In 1914, Rebecca Grace Wylie (Reba) and Laurence Seabrook Wylie (granddaughter and grandson of Theophilus Adam Wylie) were residing in Indian Oasis, Arizona, to the southwest of Tucson, within the Tohono O’odham (previously known as the Papago) Indian Reservation. On January 22, Reba wrote a letter to her Aunt Louisa Wylie Boisen in Bloomington, indicating Laurence’s interest in purchasing the Lynehurst Ranch chicken farm. By April they were residing at Lynehurst Ranch. According to Reba, the ranch was located 12 miles from Tucson near the Santa Catalina Mountains which are to the northeast of Tucson, near the Gila River Pima-Maricopa Indian Community. In other letters, Reba mentions the Native-made baskets and she included the photo you see here in one of her letters home. We believe that the 12 baskets now in the Wylie House Museum collection were sent by Reba to her Aunt Louisa and cousin Marie Boisen Bradley as gifts.
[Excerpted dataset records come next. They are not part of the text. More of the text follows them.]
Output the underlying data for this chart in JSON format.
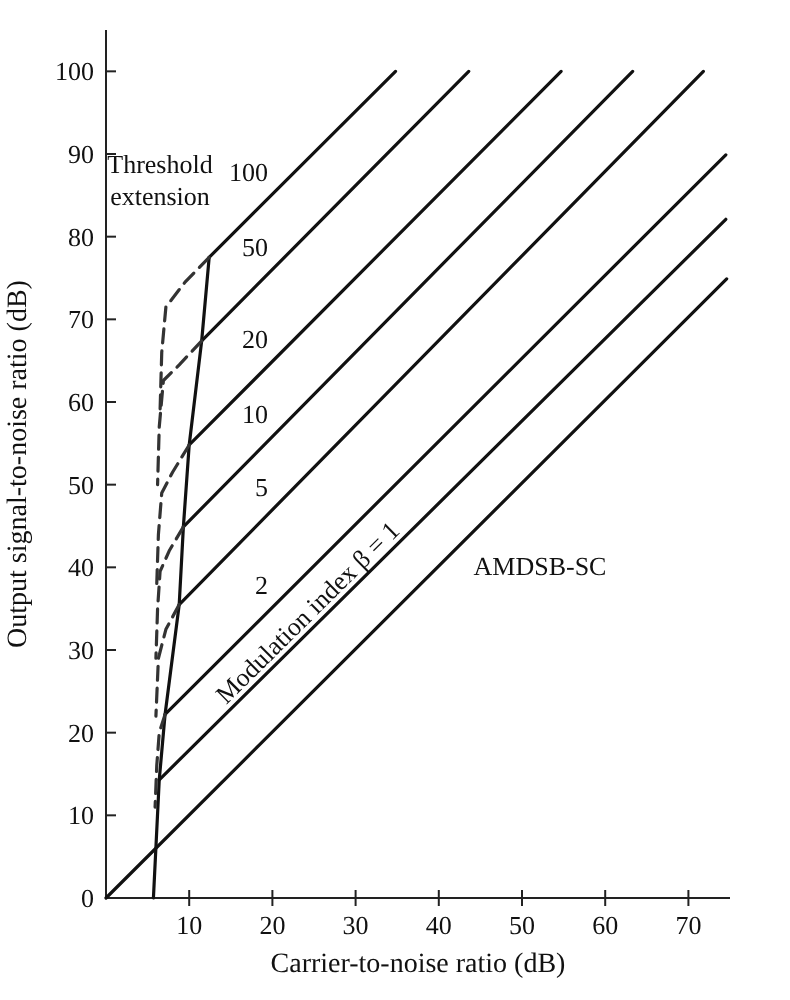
{
  "chart_data": {
    "type": "line",
    "xlabel": "Carrier-to-noise ratio (dB)",
    "ylabel": "Output signal-to-noise ratio (dB)",
    "xlim": [
      0,
      75
    ],
    "ylim": [
      0,
      105
    ],
    "xticks": [
      10,
      20,
      30,
      40,
      50,
      60,
      70
    ],
    "yticks": [
      0,
      10,
      20,
      30,
      40,
      50,
      60,
      70,
      80,
      90,
      100
    ],
    "grid": false,
    "marker": "none",
    "line_style": "solid",
    "series": [
      {
        "color": "#111111",
        "x": [
          0,
          74.6
        ],
        "values": [
          0,
          74.9
        ]
      },
      {
        "name": "Modulation index β = 1",
        "color": "#111111",
        "x": [
          6.4,
          74.5
        ],
        "values": [
          14.3,
          82.1
        ]
      },
      {
        "name": "2",
        "color": "#111111",
        "x": [
          7.1,
          74.5
        ],
        "values": [
          22.2,
          89.9
        ]
      },
      {
        "name": "5",
        "color": "#111111",
        "x": [
          8.8,
          71.8
        ],
        "values": [
          35.5,
          100
        ]
      },
      {
        "name": "10",
        "color": "#111111",
        "x": [
          9.3,
          63.3
        ],
        "values": [
          44.9,
          100
        ]
      },
      {
        "name": "20",
        "color": "#111111",
        "x": [
          10,
          54.7
        ],
        "values": [
          54.8,
          100
        ]
      },
      {
        "name": "50",
        "color": "#111111",
        "x": [
          11.5,
          43.6
        ],
        "values": [
          67.4,
          100
        ]
      },
      {
        "name": "100",
        "color": "#111111",
        "x": [
          12.4,
          34.8
        ],
        "values": [
          77.5,
          100
        ]
      },
      {
        "color": "#111111",
        "x": [
          5.7,
          6.4,
          7.1,
          8.8,
          9.3,
          10,
          11.5,
          12.4
        ],
        "values": [
          0,
          14.3,
          22.2,
          35.5,
          44.9,
          54.8,
          67.4,
          77.5
        ]
      },
      {
        "color": "#333333",
        "line_style": "dashed",
        "x": [
          12.4,
          9.5,
          7.2,
          6.7,
          6.5
        ],
        "values": [
          77.5,
          74.5,
          71.5,
          66,
          59
        ]
      },
      {
        "color": "#333333",
        "line_style": "dashed",
        "x": [
          11.5,
          8.8,
          6.9,
          6.4,
          6.2
        ],
        "values": [
          67.4,
          64.5,
          62.6,
          57,
          50
        ]
      },
      {
        "color": "#333333",
        "line_style": "dashed",
        "x": [
          10,
          8,
          6.7,
          6.3,
          6.1
        ],
        "values": [
          54.8,
          51.5,
          49,
          44,
          38
        ]
      },
      {
        "color": "#333333",
        "line_style": "dashed",
        "x": [
          9.3,
          7.6,
          6.5,
          6.2,
          6
        ],
        "values": [
          44.9,
          42,
          39.5,
          35,
          29
        ]
      },
      {
        "color": "#333333",
        "line_style": "dashed",
        "x": [
          8.8,
          7.2,
          6.3,
          6
        ],
        "values": [
          35.5,
          32.5,
          29,
          22
        ]
      },
      {
        "color": "#333333",
        "line_style": "dashed",
        "x": [
          7.1,
          6.4,
          6.1,
          5.9
        ],
        "values": [
          22.2,
          20,
          16,
          11
        ]
      }
    ],
    "annotations": [
      "AMDSB-SC",
      "Threshold extension"
    ]
  }
}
Traditionally, the Pima (now known as the Akimel O’odham) and Papago created complex abstract geometric designs in their baskets. The baskets in the Wylie House collection do not reflect the traditional designs of the Papago and Pima. Rather they reflect the influence of traders and tourists on basket makers. Many of the baskets in the collection display human and animal motifs. The inclusion of these types of figural elements was a development of the early twentieth century. The small size of a number of these baskets can be attributed to the popularity of miniature baskets among tourists.

Based on physical proximity it would be easy to infer that the baskets were created by members of the Papago tribe. However, by the early twentieth century both tribes had commenced the practice of basket making for the purposes of supplying traders and tourists with souvenirs. This produced a number of changes in the style and form of the baskets being produced. Papago and Pima tribal members were known to purchase baskets from one another to sell in various markets. Therefore, without more extensive testing of materials it is difficult to determine which people created the baskets in the Wylie House Collection.